I’m kind of ashamed of how long it’s taken me to complete this cloak. I bought the fabric last January, cut it out in February, and then it languished on the To Do pile for months. Every so often, I would take it out and look at it again. It was a gorgeous blue wool, which I’d felted immediately when I got it home — boiled it in the wash load, dried it on the highest heat setting in the dryer — and it was (and is) pure luxury to touch, if your idea of luxury is a sturdy coat wool that doesn’t care about your wee wittle feewings or sensitive skin, and only wants to keep you warm and perhaps serve as a layer of light armor. Since Hakim is frequently chilled at night, I knew right away that it was for him.
He picked out a fabric to line the cloak with. It was far from a fabric I’d have chosen, but that doesn’t mean much. I’m kind of picky. So is he, but in a very different way, so for him the soft cotton flannel seemed ideal. It’s predominantly purple, with a green stripe and some bits of pink… Well, here, see for yourself.

So pretty.
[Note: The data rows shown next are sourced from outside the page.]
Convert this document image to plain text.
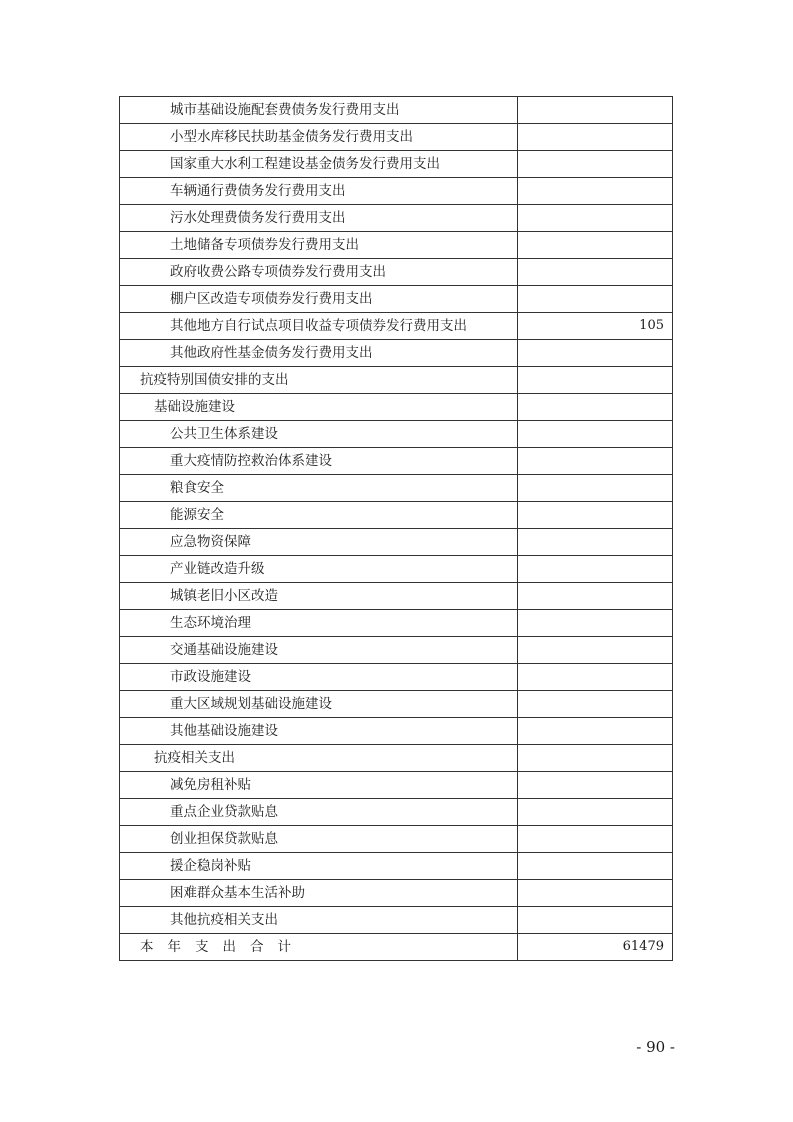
城市基础设施配套费债务发行费用支出	
小型水库移民扶助基金债务发行费用支出	
国家重大水利工程建设基金债务发行费用支出	
车辆通行费债务发行费用支出	
污水处理费债务发行费用支出	
土地储备专项债券发行费用支出	
政府收费公路专项债券发行费用支出	
棚户区改造专项债券发行费用支出	
其他地方自行试点项目收益专项债券发行费用支出	105
其他政府性基金债务发行费用支出	
抗疫特别国债安排的支出	
基础设施建设	
公共卫生体系建设	
重大疫情防控救治体系建设	
粮食安全	
能源安全	
应急物资保障	
产业链改造升级	
城镇老旧小区改造	
生态环境治理	
交通基础设施建设	
市政设施建设	
重大区域规划基础设施建设	
其他基础设施建设	
抗疫相关支出	
减免房租补贴	
重点企业贷款贴息	
创业担保贷款贴息	
援企稳岗补贴	
困难群众基本生活补助	
其他抗疫相关支出	
本年支出合计	61479
- 90 -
So gorgeously appropriate with most of the linens I’ve bought for us. So… cotton flannel. For the SCA, I kind of hate it, to be honest, but Hakim loves it, so I was all set to line the cloak in it, and just deal.
But that was in March. Since then, I’ve learned something. Plant fibers include linen, cotton, and hemp, among others. They do best when they are washed in slightly alkaline solutions, and when they are stored in very slightly alkaline conditions — that is, with a pH of more than 7. Regular soap and detergent are fine for this. They’d be too strong if you spilled a liquid detergent onto your cotton or linen garments and didn’t notice for several months, but just that little tiny bit that’s left after the final rinse in the machine? That’s fine. Technically so is regular bar soap, though that’s usually got just a bit of extra oil in it to moisturize the skin, so it’ll leave your fabrics looking a bit dingy.
But alkaline treatments play merry havoc with animal fibers, which include wool and silk, among others. Animal fibers are better off when they’re stored in very slightly acidic conditions instead — a pH value of below 7. Detergents are too alkaline; these fibers are best washed in shampoo, which was also designed to cleanse animal fibers, and when you put a couple of tablespoons of vinegar into the final rinse water in the machine.
More to the point, if you treat animal fibers the way you should treat plant fibers, the animal fibers will weaken and rot much more quickly than they would do if you treated them properly. And vice versa.
Sort of makes some sense of that Biblical prohibition against the mixing of wool fibers with linen fibers in the same garment, doesn’t it?
When I explained this to Hakim, he was a bit disappointed, but not too badly. He agreed that in lieu of spending a fortune on silk to line the cloak, he’d deal with it unlined.
So, with cotton impractical and linen forbidden, what thread was I going to use to finish off the edges, so that Hakim didn’t look like some quasimodo newbie? I did consider silk thread. Silk is an animal fiber, and I have access to all the colors that Joann Fabrics carries in a store that’s less than 3 miles from our home. It sounded ideal. But then someone reminded me that silk fibers are incredibly strong. Maybe too strong. It makes a nice embroidery thread on wool, but for sewing stress-bearing seams, it might actually cut through the wool and render the cloak ragged. Now, all I needed to do with this was edges… but some of those edges are eyelets, and if ever there was a stress-bearing edge, this was it.
Therefore I nixed silk, and decided on wool fibers that I bought from Hedgehog Handworks. The closest color match was their Dark Indigo (number 165).

I bought five skeins of it, but only used one skein on the edges of the cloak, and barely started a second skein for doing the eyelets. There ought to be enough for sewing a wool gown later.
The cloak is now finished. It took me far less time than I thought it would take, finishing every edge with a very close-together whipstitch. Each of the four eyelets took about 30 minutes, and they’re not all that pretty, but that’s okay. They should still work.
“Why eyelets?” I hear you cry. Fortunately I have an answer! And the answer is imbedded in the triumphant final pictures!
Et voila. You will be able to see the cloak in person at the Gyldenholt/Lyondemere Winterfest party, should you be inclined to come. Hunt him down and give him lots of compliments. (That is an order.)
Looks good!
Thanks! Once I actually committed to doing it, it was stupid-easy. The hard part was sitting down and deciding not to get up until it was done.